Again, I always thought H. a pleasant fellow till we went together to Cornwall. He had gone through the first ordeal of a few days nearer home to my satisfaction, but at Penzance he broke out. He was so dreadfully particular about his food that nothing satisfied him—not even pilchards three times a day; and the way he went on at the waiters is not to be described by a decent pen. The attendant at Penzance was not, I am bound to say, a good waiter. He said, though he habitually put his thumb in every dish, he 'hadn't quite got his hand in,' and was not used to the business.' 'Used! you know nothing about it!' exclaimed H., viciously. Then the poor fellow burst into tears. 'Pray be patient with me, good gentlemen,' he murmured. 'I do my best; but until last Wednesday as ever was I was a pork-butcher.' One cannot stand a travelling companion who makes the waiters cry.

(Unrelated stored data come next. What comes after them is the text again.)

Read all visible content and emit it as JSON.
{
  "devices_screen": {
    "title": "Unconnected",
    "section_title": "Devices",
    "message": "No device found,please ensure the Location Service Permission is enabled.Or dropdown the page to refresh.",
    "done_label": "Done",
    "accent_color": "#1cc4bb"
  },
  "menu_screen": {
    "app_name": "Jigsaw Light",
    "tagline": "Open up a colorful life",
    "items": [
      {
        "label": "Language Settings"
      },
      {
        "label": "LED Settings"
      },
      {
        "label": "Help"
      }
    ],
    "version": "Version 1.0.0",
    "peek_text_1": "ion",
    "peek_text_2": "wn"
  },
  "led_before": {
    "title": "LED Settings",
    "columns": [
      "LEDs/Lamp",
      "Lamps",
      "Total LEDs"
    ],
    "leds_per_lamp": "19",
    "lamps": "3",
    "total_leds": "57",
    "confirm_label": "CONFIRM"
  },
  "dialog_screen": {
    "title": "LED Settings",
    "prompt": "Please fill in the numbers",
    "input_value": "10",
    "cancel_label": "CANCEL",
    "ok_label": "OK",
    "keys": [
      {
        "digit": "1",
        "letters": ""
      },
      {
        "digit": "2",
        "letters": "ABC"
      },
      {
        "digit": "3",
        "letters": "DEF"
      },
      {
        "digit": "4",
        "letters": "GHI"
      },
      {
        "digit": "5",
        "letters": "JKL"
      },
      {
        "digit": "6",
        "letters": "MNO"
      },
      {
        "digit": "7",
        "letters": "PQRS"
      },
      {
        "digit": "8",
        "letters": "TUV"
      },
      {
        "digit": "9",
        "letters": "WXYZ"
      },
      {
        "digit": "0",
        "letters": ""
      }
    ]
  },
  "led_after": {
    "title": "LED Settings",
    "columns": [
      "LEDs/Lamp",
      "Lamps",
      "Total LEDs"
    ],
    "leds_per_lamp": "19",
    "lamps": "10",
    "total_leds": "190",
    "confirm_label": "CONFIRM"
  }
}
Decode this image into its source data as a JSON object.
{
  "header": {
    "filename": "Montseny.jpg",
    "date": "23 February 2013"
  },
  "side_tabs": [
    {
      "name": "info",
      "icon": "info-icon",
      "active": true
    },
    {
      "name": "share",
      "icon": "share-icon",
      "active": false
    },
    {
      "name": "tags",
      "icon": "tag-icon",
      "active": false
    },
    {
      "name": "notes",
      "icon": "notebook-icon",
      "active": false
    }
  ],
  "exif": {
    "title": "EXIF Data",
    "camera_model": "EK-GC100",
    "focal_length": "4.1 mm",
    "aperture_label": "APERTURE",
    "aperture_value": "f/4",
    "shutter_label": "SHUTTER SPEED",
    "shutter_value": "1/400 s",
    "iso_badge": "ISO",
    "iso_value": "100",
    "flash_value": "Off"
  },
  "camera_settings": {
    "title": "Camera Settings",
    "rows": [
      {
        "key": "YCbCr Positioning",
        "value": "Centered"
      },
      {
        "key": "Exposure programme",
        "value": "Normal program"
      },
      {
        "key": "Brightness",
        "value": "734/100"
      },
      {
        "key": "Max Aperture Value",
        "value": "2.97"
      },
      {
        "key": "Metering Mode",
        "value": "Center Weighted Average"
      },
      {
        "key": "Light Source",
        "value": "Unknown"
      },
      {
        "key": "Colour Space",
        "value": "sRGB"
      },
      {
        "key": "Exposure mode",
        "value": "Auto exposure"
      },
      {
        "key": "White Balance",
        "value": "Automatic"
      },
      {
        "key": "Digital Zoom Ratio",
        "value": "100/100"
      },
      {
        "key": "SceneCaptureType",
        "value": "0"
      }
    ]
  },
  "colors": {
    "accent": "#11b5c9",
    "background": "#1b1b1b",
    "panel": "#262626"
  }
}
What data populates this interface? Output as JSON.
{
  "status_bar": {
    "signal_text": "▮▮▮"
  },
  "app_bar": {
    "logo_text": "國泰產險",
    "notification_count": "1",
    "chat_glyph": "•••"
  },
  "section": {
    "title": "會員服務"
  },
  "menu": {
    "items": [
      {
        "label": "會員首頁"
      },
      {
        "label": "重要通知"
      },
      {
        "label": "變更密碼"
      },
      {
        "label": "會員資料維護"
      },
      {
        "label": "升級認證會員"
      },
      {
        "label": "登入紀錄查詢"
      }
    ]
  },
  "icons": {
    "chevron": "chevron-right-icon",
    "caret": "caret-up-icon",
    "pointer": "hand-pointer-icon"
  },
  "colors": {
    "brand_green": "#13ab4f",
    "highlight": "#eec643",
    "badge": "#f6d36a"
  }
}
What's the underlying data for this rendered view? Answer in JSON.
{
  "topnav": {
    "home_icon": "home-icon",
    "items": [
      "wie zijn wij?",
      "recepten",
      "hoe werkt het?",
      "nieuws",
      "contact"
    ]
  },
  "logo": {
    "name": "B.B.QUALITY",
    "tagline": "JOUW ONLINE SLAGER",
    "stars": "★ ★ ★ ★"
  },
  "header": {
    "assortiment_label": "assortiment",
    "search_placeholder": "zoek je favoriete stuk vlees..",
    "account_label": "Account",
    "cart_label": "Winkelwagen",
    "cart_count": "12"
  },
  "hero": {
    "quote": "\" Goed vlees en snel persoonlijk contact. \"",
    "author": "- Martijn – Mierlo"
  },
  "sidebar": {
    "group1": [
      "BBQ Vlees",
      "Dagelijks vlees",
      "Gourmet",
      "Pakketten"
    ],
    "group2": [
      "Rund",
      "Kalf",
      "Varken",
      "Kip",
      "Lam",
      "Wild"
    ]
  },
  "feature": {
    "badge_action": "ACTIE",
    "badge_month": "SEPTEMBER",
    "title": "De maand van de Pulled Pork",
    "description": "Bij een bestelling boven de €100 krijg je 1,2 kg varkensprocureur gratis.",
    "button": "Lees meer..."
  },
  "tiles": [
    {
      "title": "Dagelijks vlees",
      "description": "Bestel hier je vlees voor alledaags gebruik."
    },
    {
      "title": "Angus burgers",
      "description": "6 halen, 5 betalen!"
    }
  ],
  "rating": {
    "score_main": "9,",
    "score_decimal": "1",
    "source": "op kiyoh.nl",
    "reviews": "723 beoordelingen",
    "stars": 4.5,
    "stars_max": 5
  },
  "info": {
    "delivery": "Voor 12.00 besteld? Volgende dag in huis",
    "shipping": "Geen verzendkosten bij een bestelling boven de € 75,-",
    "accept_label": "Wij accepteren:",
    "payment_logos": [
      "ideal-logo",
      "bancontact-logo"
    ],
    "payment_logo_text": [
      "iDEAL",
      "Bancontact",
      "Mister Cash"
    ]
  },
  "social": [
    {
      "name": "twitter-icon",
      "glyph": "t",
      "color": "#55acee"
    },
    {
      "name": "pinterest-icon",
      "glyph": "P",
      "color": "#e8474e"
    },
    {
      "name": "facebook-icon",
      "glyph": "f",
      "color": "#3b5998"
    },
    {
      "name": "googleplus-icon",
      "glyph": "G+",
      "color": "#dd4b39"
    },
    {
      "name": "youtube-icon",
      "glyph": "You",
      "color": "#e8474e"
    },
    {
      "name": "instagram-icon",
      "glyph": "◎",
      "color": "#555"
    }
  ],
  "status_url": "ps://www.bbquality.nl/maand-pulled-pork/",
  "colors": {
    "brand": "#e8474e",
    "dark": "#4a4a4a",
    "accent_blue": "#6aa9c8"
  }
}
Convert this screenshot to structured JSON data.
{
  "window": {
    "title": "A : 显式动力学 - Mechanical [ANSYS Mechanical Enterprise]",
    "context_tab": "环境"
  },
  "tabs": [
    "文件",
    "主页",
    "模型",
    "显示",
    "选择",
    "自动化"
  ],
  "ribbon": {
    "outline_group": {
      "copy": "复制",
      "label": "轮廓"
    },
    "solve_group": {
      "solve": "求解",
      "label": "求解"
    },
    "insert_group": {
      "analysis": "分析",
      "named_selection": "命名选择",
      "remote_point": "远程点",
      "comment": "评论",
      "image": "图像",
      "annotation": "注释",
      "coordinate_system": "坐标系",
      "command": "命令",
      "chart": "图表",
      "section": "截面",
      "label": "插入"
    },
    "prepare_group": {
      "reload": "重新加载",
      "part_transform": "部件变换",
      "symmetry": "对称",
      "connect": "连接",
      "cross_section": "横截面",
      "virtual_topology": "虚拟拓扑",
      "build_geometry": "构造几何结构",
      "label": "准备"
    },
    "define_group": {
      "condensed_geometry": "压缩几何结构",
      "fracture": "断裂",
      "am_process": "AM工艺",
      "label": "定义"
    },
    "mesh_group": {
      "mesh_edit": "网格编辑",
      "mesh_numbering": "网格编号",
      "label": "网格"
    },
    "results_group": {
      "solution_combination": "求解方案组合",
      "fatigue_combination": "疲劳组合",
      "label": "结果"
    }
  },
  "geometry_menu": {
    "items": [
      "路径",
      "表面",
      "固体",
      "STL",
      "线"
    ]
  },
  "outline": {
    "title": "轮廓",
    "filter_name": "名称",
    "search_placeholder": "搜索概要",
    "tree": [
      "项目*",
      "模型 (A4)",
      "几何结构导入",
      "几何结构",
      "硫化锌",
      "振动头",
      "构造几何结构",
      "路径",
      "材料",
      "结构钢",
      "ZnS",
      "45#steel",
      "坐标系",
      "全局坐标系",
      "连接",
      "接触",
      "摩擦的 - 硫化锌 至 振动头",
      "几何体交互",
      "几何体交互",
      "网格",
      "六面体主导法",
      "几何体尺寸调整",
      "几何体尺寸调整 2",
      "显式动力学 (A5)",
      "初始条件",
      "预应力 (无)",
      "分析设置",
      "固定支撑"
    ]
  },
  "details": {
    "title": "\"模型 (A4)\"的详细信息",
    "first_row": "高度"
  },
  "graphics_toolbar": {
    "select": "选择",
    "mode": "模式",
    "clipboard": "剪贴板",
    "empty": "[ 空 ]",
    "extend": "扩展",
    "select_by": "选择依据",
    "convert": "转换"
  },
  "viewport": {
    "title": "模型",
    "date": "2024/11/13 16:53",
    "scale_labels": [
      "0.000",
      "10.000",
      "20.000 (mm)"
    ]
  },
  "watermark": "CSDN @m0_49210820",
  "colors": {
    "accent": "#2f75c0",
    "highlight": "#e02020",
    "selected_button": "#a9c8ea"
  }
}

The worst kind of fellow-traveller is one who, to use his own scientific phrase for his complaint, suffers from 'disorganisation of the nervous centres.' At home his little weaknesses do not strike you. You may not be on the spot when he flies across Piccadilly Circus, pursued, as he fancies, by a Brompton omnibus which has not yet reached St. James's Church, and is moving at a snail's pace; you may not have been with him on that occasion when, in his eagerness to be in time for the 'Flying Dutchman,' he arrives at Paddington an hour before it starts, and is put into the parliamentary train which is shunted at Slough to let the 'Dutchman' pass; but when you come to travel with him you know what 'nerves' are to your cost. On the other hand, this is the easiest kind of travelling companion to get rid of; for you have only to feign a sore throat, with feverish symptoms, and off he flies on the wings of terror, leaving you, as he thinks—if he has a thought except for his nervous centres—to the tender mercies of a foreign doctor, to hireling nurses, and to a grave in the strangers' cemetery.